A police lieutenant was trying to bring order out of the chaos. She could make out what was being said by a subordinate in another part of the arena.

"Shots fired? I repeat, shots fired?" she requested over her link. That's not what a man a few meters away heard.

"Oh my God! They are going to shoot us just like China!" he screamed. He wasn't rational, but a bomb had gone off, another one might go off and the cops weren't letting him leave. The rational thought should have been 'I'm too valuable to be slaughtered,' but he was gripped by fear. "They are going to kill us all!" he continued.

The closest police officer tased him. That was normal procedure; the man was starting a panic. Unfortunately, there was already a panic, the man was claiming the cops were trying to kill him, and the cops had just prove him right. He wasn't dead, or even unconscious, but the men didn't know that. They attacked.

Men tend to be taller, heavier and have superior reach. The policewomen had training, weapons, body armor and morale - they were policewomen facing men after all.

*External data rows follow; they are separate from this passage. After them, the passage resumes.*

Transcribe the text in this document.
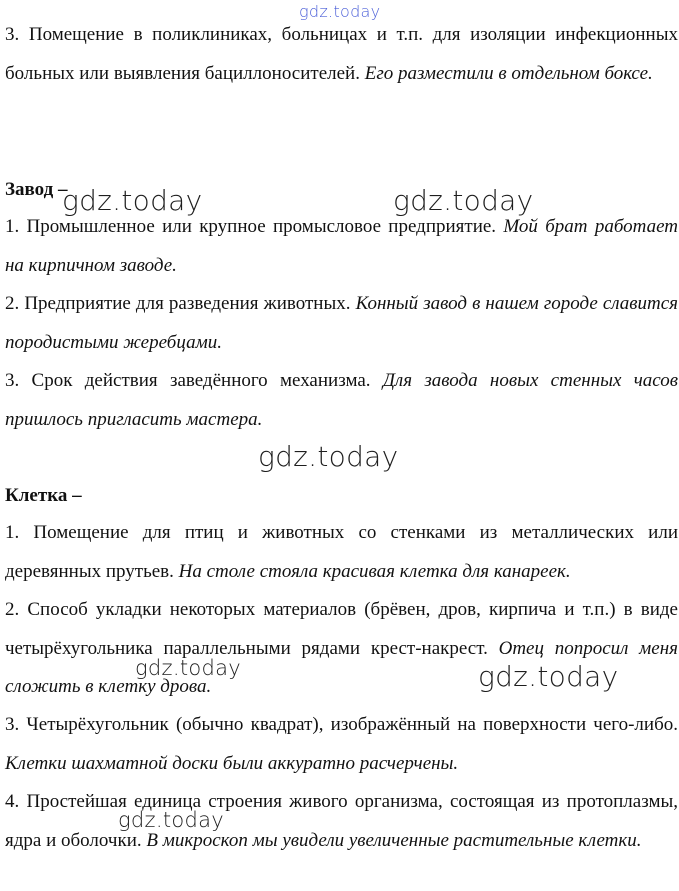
3. Помещение в поликлиниках, больницах и т.п. для изоляции инфекционных больных или выявления бациллоносителей. Его разместили в отдельном боксе.

Завод –

1. Промышленное или крупное промысловое предприятие. Мой брат работает на кирпичном заводе.

2. Предприятие для разведения животных. Конный завод в нашем городе славится породистыми жеребцами.

3. Срок действия заведённого механизма. Для завода новых стенных часов пришлось пригласить мастера.

Клетка –

1. Помещение для птиц и животных со стенками из металлических или деревянных прутьев. На столе стояла красивая клетка для канареек.

2. Способ укладки некоторых материалов (брёвен, дров, кирпича и т.п.) в виде четырёхугольника параллельными рядами крест-накрест. Отец попросил меня сложить в клетку дрова.

3. Четырёхугольник (обычно квадрат), изображённый на поверхности чего-либо. Клетки шахматной доски были аккуратно расчерчены.

4. Простейшая единица строения живого организма, состоящая из протоплазмы, ядра и оболочки. В микроскоп мы увидели увеличенные растительные клетки.

gdz.today
gdz.today	gdz.today
gdz.today
gdz.today	gdz.today
gdz.today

The deciding factor was weight of numbers, quite literally. The men rolled forward like a wave. The front men were tasered, but couldn't fall down in the press of bodies.

There was no way the women could hold back five, six, or even seven men pushing against each one of them. Realizing the women at the first exits were being pummeled to death, the supporting police went straight for their guns. Had the men had some sort of organization, the hail of bullets might have stopped them. The men were a stampede.

Men fell and were trampled into mush. The women? They were savagely beaten to death for the most part. Some were literally torn to pieces. The men slammed into the glass doors and walls. The material was tough. It bent and bowed before finally popping out of its fixtures. The men cascaded into the city's last line of defense.

It was a police auxiliary riot unit. These women had 'day jobs' but served in uniform on special occasions, like this. What was coming at them wasn't something they were mentally prepared for. Still, they were in full riot gear, with each flank secured by a water cannon. The unit's sergeant had a horrid dilemma.